It seems that the following formulas hold :
$$\int_{0}^{\infty} \frac{1}{\sqrt{x^{2n}+1}} dx = \frac{\Gamma(\frac{n-1}{2n})\Gamma(\frac{2n+1}{2n})}{\sqrt\pi}$$ for any integer $n > 1$
and
$$\int_{0}^{\infty} \frac{1}{\sqrt{x^n+1}} dx = \frac{\Gamma(\frac{n-2}{2n})\Gamma(\frac{n+1}{n})}{\sqrt\pi}$$ for any odd integer $n > 1$
Has anyone an idea how to proof this ?
Perhaps, some substitution removes the square-root, but I do not know which.

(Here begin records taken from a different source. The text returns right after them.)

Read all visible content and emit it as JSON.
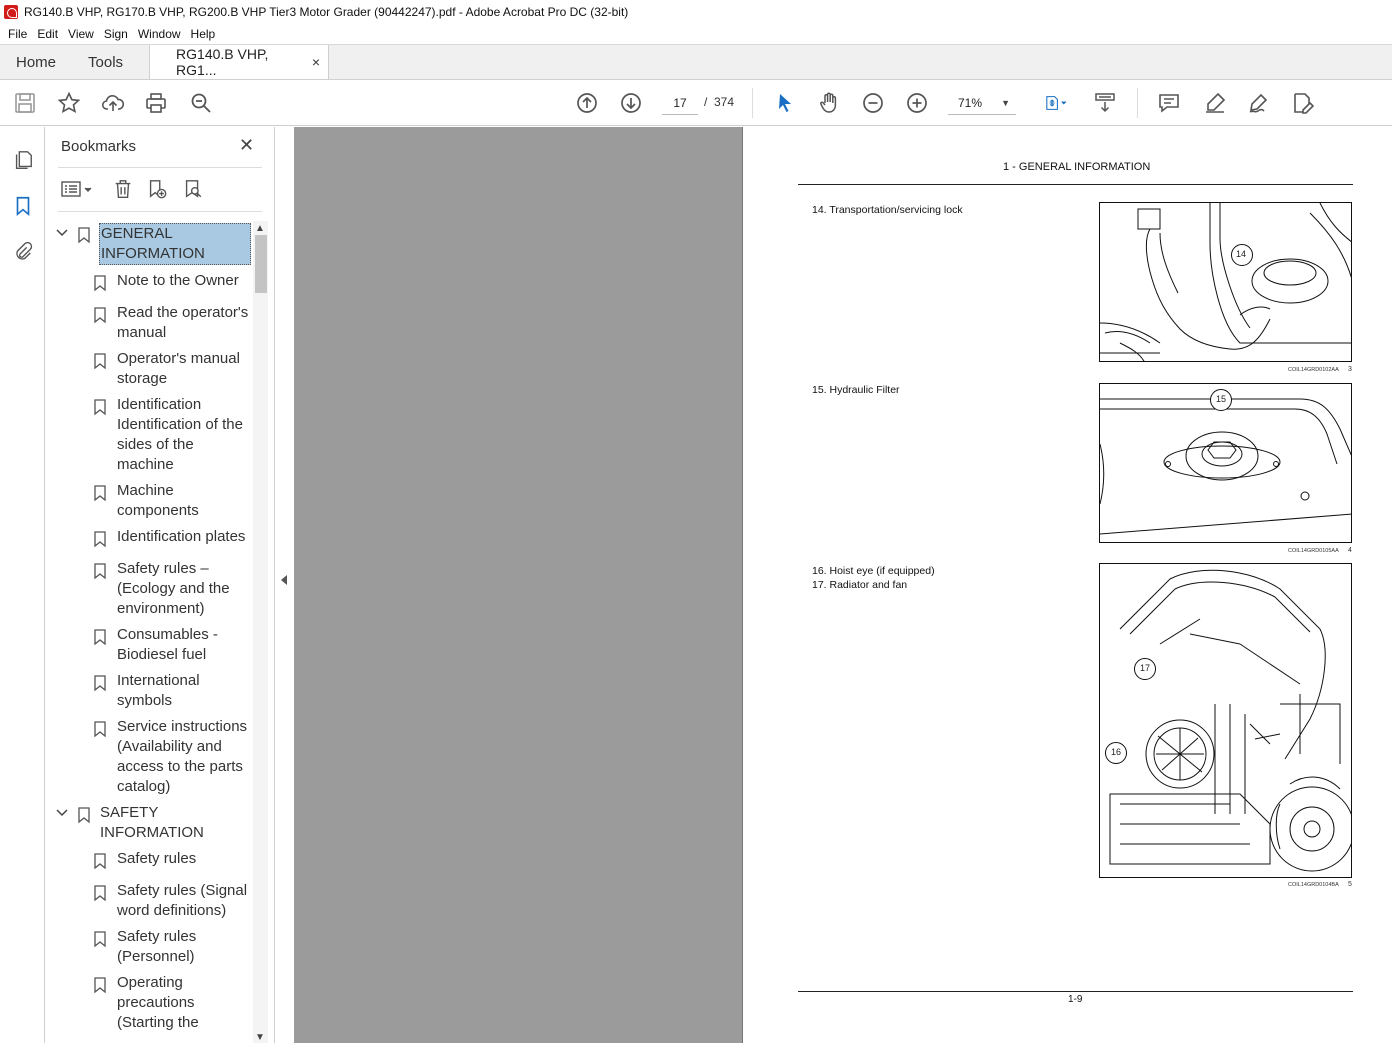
{
  "window": {
    "title": "RG140.B VHP, RG170.B VHP, RG200.B VHP Tier3 Motor Grader (90442247).pdf - Adobe Acrobat Pro DC (32-bit)"
  },
  "menu": [
    "File",
    "Edit",
    "View",
    "Sign",
    "Window",
    "Help"
  ],
  "tabs": {
    "home": "Home",
    "tools": "Tools",
    "document": "RG140.B VHP, RG1...",
    "close": "×"
  },
  "toolbar": {
    "current_page": "17",
    "page_separator": "/",
    "total_pages": "374",
    "zoom": "71%"
  },
  "bookmarks": {
    "title": "Bookmarks",
    "close": "✕",
    "items": [
      {
        "label": "GENERAL INFORMATION",
        "level": 0,
        "expanded": true,
        "selected": true
      },
      {
        "label": "Note to the Owner",
        "level": 1
      },
      {
        "label": "Read the operator's manual",
        "level": 1
      },
      {
        "label": "Operator's manual storage",
        "level": 1
      },
      {
        "label": "Identification Identification of the sides of the machine",
        "level": 1
      },
      {
        "label": "Machine components",
        "level": 1
      },
      {
        "label": "Identification plates",
        "level": 1
      },
      {
        "label": "Safety rules – (Ecology and the environment)",
        "level": 1
      },
      {
        "label": "Consumables - Biodiesel fuel",
        "level": 1
      },
      {
        "label": "International symbols",
        "level": 1
      },
      {
        "label": "Service instructions (Availability and access to the parts catalog)",
        "level": 1
      },
      {
        "label": "SAFETY INFORMATION",
        "level": 0,
        "expanded": true
      },
      {
        "label": "Safety rules",
        "level": 1
      },
      {
        "label": "Safety rules (Signal word definitions)",
        "level": 1
      },
      {
        "label": "Safety rules (Personnel)",
        "level": 1
      },
      {
        "label": "Operating precautions (Starting the",
        "level": 1
      }
    ]
  },
  "document": {
    "header": "1 - GENERAL INFORMATION",
    "footer": "1-9",
    "figures": [
      {
        "captions": [
          "14.  Transportation/servicing lock"
        ],
        "callouts": [
          "14"
        ],
        "code": "COIL14GRD0102AA",
        "number": "3"
      },
      {
        "captions": [
          "15.  Hydraulic Filter"
        ],
        "callouts": [
          "15"
        ],
        "code": "COIL14GRD0105AA",
        "number": "4"
      },
      {
        "captions": [
          "16.  Hoist eye (if equipped)",
          "17.  Radiator and fan"
        ],
        "callouts": [
          "17",
          "16"
        ],
        "code": "COIL14GRD0104BA",
        "number": "5"
      }
    ]
  },
  "colors": {
    "selection": "#a9c9e2",
    "doc_background": "#9b9b9b",
    "toolbar_blue": "#1a6fc4"
  }
}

Putting $x^p=t$, the integral becomes $$ \int_0^{\infty}\frac{1}{\sqrt{x^p+1}}\textrm{d}x=\frac{1}{p}\int_0^{\infty}\frac{t^{\frac{1}{p}-1}}{(1+t)^{\frac{1}{2}}}\textrm{d}t=\frac{1}{p}B\left(\frac{1}{p},\frac{1}{2}-\frac{1}{p}\right)=\frac{1}{p\sqrt{\pi}}\Gamma\left(\frac{1}{p}\right)\Gamma\left(\frac{1}{2}-\frac{1}{p}\right) $$ where we use the beta function as $B\left(r,s\right)=\int_0^{\infty} \frac{t^{r-1}}{(1+t)^{r+s}} dt$ (see http://dlmf.nist.gov/5.12#E3).